“Wonder Woman 1984” isn’t skipping theaters or moving to 2021, but it is altering course. The last big blockbuster holdout of 2020 is still opening in U.S. theaters on Christmas Day but it will also be made available to HBO Max subscribers free of charge for its first month, Warner Bros. said Wednesday.
The film will also debut in international theaters on Dec. 16.
“As we navigate these unprecedented times, we’ve had to be innovative in keeping our businesses moving forward while continuing to super-serve our fans,” said Ann Sarnoff, Chair and CEO of WarnerMedia Studios and Networks Group in a statement.
After the first month for free on HBO Max, “Wonder Woman 1984” will play in theaters for an additional few weeks before being made available for rental on demand.
It is an unprecedented strategy for a film of its size, but a sign of the extraordinary measures that many Hollywood studios have had to resort to in the COVID 19-era. Most major films that had been set for 2020 have either delayed theatrical releases until 2021 or sent them to streaming platforms for a premium rental price, as the Walt Disney Co. did with “Mulan.”
Audiences have not been going back to the theaters in significant numbers since they began to reopen across the country in late August. Warner Bros. tested the waters early with Christopher Nolan’s “Tenet,” which was the first big movie to open in theaters after six months of being closed, but it didn’t do pre-pandemic numbers in the U.S., where theaters were still closed in major markets like Los Angeles and New York. Competitors took note. Most studios decided at that point to push their biggest films, from the James Bond film “No Time to Die” to “West Side Story” and “Black Widow,” to next year. Warner Bros. also sent its next big film, “The Witches” straight to HBO Max, which parent company Warner Media launched earlier this year.

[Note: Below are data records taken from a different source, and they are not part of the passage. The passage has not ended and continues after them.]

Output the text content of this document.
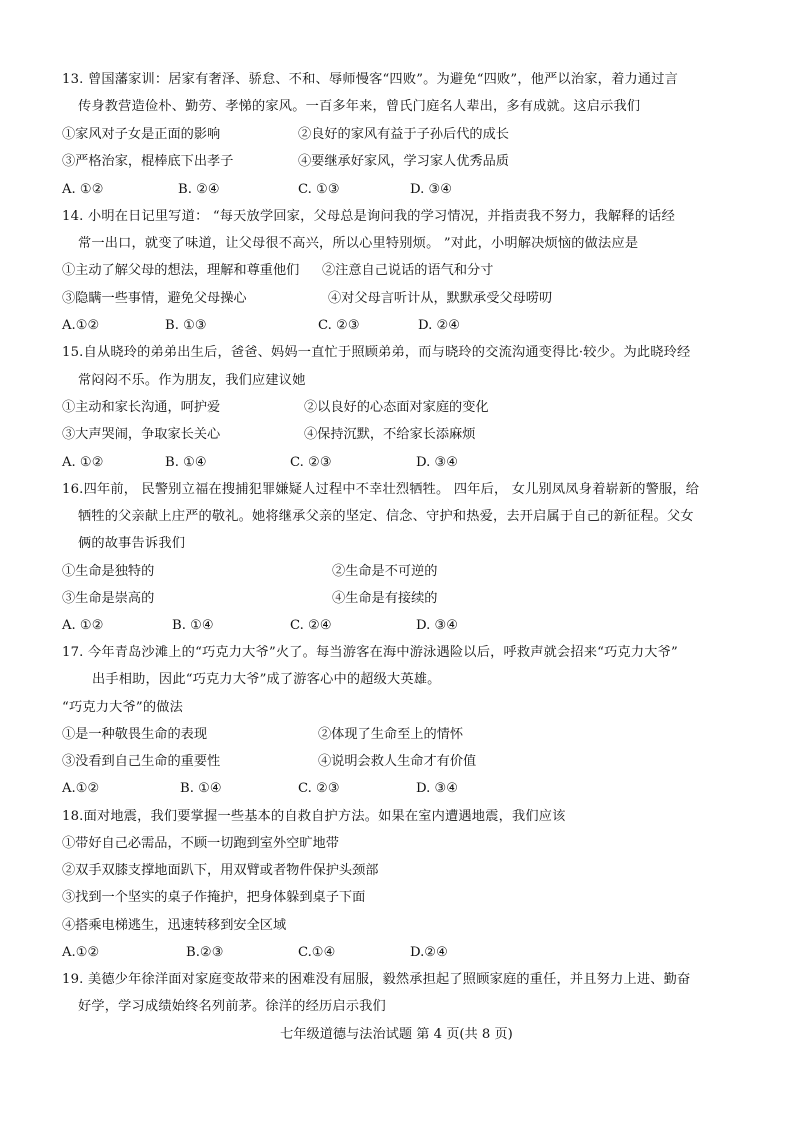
13. 曾国藩家训：居家有奢泽、骄怠、不和、辱师慢客“四败”。为避免“四败”，他严以治家，着力通过言
传身教营造俭朴、勤劳、孝悌的家风。一百多年来，曾氏门庭名人辈出，多有成就。这启示我们
①家风对子女是正面的影响	②良好的家风有益于子孙后代的成长
③严格治家，棍棒底下出孝子	④要继承好家风，学习家人优秀品质
A. ①②	B. ②④	C. ①③	D. ③④
14. 小明在日记里写道： “每天放学回家，父母总是询问我的学习情况，并指责我不努力，我解释的话经
常一出口，就变了味道，让父母很不高兴，所以心里特别烦。 ”对此，小明解决烦恼的做法应是
①主动了解父母的想法，理解和尊重他们 ②注意自己说话的语气和分寸
③隐瞒一些事情，避免父母操心	④对父母言听计从，默默承受父母唠叨
A.①②	B. ①③	C. ②③	D. ②④
15.自从晓玲的弟弟出生后，爸爸、妈妈一直忙于照顾弟弟，而与晓玲的交流沟通变得比·较少。为此晓玲经
常闷闷不乐。作为朋友，我们应建议她
①主动和家长沟通，呵护爱	②以良好的心态面对家庭的变化
③大声哭闹，争取家长关心	④保持沉默，不给家长添麻烦
A. ①②	B. ①④	C. ②③	D. ③④
16.四年前， 民警别立福在搜捕犯罪嫌疑人过程中不幸壮烈牺牲。 四年后， 女儿别凤凤身着崭新的警服，给
牺牲的父亲献上庄严的敬礼。她将继承父亲的坚定、信念、守护和热爱，去开启属于自己的新征程。父女
俩的故事告诉我们
①生命是独特的	②生命是不可逆的
③生命是崇高的	④生命是有接续的
A. ①②	B. ①④	C. ②④	D. ③④
17. 今年青岛沙滩上的“巧克力大爷”火了。每当游客在海中游泳遇险以后，呼救声就会招来“巧克力大爷”
出手相助，因此“巧克力大爷”成了游客心中的超级大英雄。
“巧克力大爷”的做法
①是一种敬畏生命的表现	②体现了生命至上的情怀
③没看到自己生命的重要性	④说明会救人生命才有价值
A.①②	B. ①④	C. ②③	D. ③④
18.面对地震，我们要掌握一些基本的自救自护方法。如果在室内遭遇地震，我们应该
①带好自己必需品，不顾一切跑到室外空旷地带
②双手双膝支撑地面趴下，用双臂或者物件保护头颈部
③找到一个坚实的桌子作掩护，把身体躲到桌子下面
④搭乘电梯逃生，迅速转移到安全区域
A.①②	B.②③	C.①④	D.②④
19. 美德少年徐洋面对家庭变故带来的困难没有屈服，毅然承担起了照顾家庭的重任，并且努力上进、勤奋
好学，学习成绩始终名列前茅。徐洋的经历启示我们
七年级道德与法治试题 第 4 页(共 8 页)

Although new films are being released weekly in theaters where open, exhibitors are struggling and have been desperate for government assistance and a steady stream of blockbusters to populate their screens.
“Wonder Woman 1984” is a major tentpole for Warner Bros. The first film made over $821 million globally in 2017 and this sequel which brings back director Patty Jenkins and star Gal Gadot has been hotly anticipated, not only by fans, but by theaters owners too. Recent spikes in the coronavirus across the country have prompted some areas to close indoor theaters again.
Jenkins wrote about the decision on Twitter.
“At some point you have to choose to share any love and joy you have to give, over everything else,” she wrote. “We love our movie as we love our fans, so we truly hope that our film brings a little bit of joy and reprieve to you all this holiday season.”
Warner Media CEO Jason Killar said that they will be measuring the performance of the film in “an entirely new way.”
“A little over four million fans in the U.S. enjoyed the first Wonder Woman movie on its opening day in 2017. Is it possible for that to happen again this Christmas with Wonder Woman 1984 between theaters and HBO Max?” Killar wrote Wednesday. “We are so excited to find out, doing everything in our power to provide the power of choice to fans.”